TEMPO.CO, Jakarta - Aparat Kepolisian Resor (Polres) Ngawi, Jawa Timur telah menetapkan DP, redaktur senior Jawa Pos Radar Lawu di Ngawi sebagai tersangka kasus dugaan pelecehan seksual dengan korban D, wartawati magang di koran harian tersebut.
Kepala Unit Perlindungan Perempuan dan Anak (PPA) Satuan Reserse Kriminal Polres Ngawi Aiptu Bambang Sutedjo mengatakan bahwa DP ditetapkan sebagai tersangka sejak 3 Juni 2016. Kemudian, pada 21 Juni berkas perkara untuk tahap pertama alias P-18 dikirim ke Kejaksaan Negeri Ngawi.
Selang sepekan kemudian, Bambang melanjutkan, pihak jaksa menyatakan berkas perkara tersebut belum lengkap. Karena itu, penyidik polisi kembali menyempurnakan berkas perkara. Salah satu upayanya dengan memeriksa kembali D sebagai saksi korban. "Tadi yang bersangkutan (D) kami periksa tambahan untuk memenuhi kekurangan yang diminta jaksa," kata Bambang kepada Tempo, Senin, 4 Juli 2016.
Ia tidak menjelaskan secara gamblang tentang ketidaklengkapan berkas yang dimaksud. Bambang beralasan bahwa hal tersebut merupakan ranah penyidikan dan tidak layak dipublikasikan.
Dia hanya menyebut jeratan pasal yang digunakan menangani kasus ini adalah Pasal 281 Kitab Undang Undang Hukum Pidana (KUHP) tentang kejahatan terhadap kesusilaan. "Sesuai dengan amanah gelar perkara," ujar Bambang.
Salah seorang anggota tim penasihat hukum D, Bernike Hangesti, menilai penerapan pasal yang digunakan polisi tidak tepat. Menurut dia, hukum yang pas dalam kasus ini adalah Pasal 294 ayat 2 KUHP. Pasal ini lebih spesifik lantaran adanya unsur atasan dan bawahan yang terlibat dalam kejahatan kesusilaan. "Kami akan terus berusaha agar pasal yang digunakan 294 dan kalau polisi memerlukan kami akan datangkan ahli hukum pidana," ujar dia ditemui saat mendampingi D di Polres Ngawi.

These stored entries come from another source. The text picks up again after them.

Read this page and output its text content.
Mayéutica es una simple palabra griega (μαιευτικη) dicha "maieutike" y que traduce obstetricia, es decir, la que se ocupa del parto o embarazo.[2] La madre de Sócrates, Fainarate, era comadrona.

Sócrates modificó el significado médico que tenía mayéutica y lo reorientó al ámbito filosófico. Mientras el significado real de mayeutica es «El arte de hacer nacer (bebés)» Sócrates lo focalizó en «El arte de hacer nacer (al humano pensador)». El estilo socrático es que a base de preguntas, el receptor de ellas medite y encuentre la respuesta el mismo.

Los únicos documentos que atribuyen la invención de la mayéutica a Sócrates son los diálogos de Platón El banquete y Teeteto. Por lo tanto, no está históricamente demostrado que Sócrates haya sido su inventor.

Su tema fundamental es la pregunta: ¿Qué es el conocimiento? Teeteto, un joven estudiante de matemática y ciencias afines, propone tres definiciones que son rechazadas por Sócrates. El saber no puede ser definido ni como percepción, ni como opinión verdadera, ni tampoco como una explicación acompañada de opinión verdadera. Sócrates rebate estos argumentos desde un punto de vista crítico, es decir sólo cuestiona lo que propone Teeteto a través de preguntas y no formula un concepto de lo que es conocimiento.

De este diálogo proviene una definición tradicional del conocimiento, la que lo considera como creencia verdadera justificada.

Ditanya tentang pemeriksaan tambahan oleh kepolisian terhadap D, Bernike menyatakan seputar dugaan pelecehan seksual yang terjadi di kantor Radar Lawu beberapa waktu lalu. "Pemenuhan fakta-fakta baru seperti D dicium pakai mulut (oleh DP). Kami juga memberikan bukti percakapan sms (pesan pendek) antara D dengan Pemimpin Redaksi Radar Madiun (kantor pusat Radar Lawu)," Bernike menjelaskan.
Kasus ini mencuat setelah D mengadu ke kantor AJI Kediri, kemudian diteruskan ke Polres Ngawi. Dalam laporannya, D menyatakan pelecehan seksual yang dialaminya terjadi dalam dua bulan (Januari - Februari 2016) di kantor harian Radar Lawu tanpa ada yang mencegah.
Berdasarkan informasi yang dihimpun Tempo, D sudah tidak lagi bekerja di Radar Madiun per 30 Juni 2016. Kontrak kerjanya bersama sejumlah pekerja magang di beberapa divisi tidak lagi diperpanjang. Sedangkan DP dinonaktifkan dan masih berstatus sebagai karyawan Radar Madiun.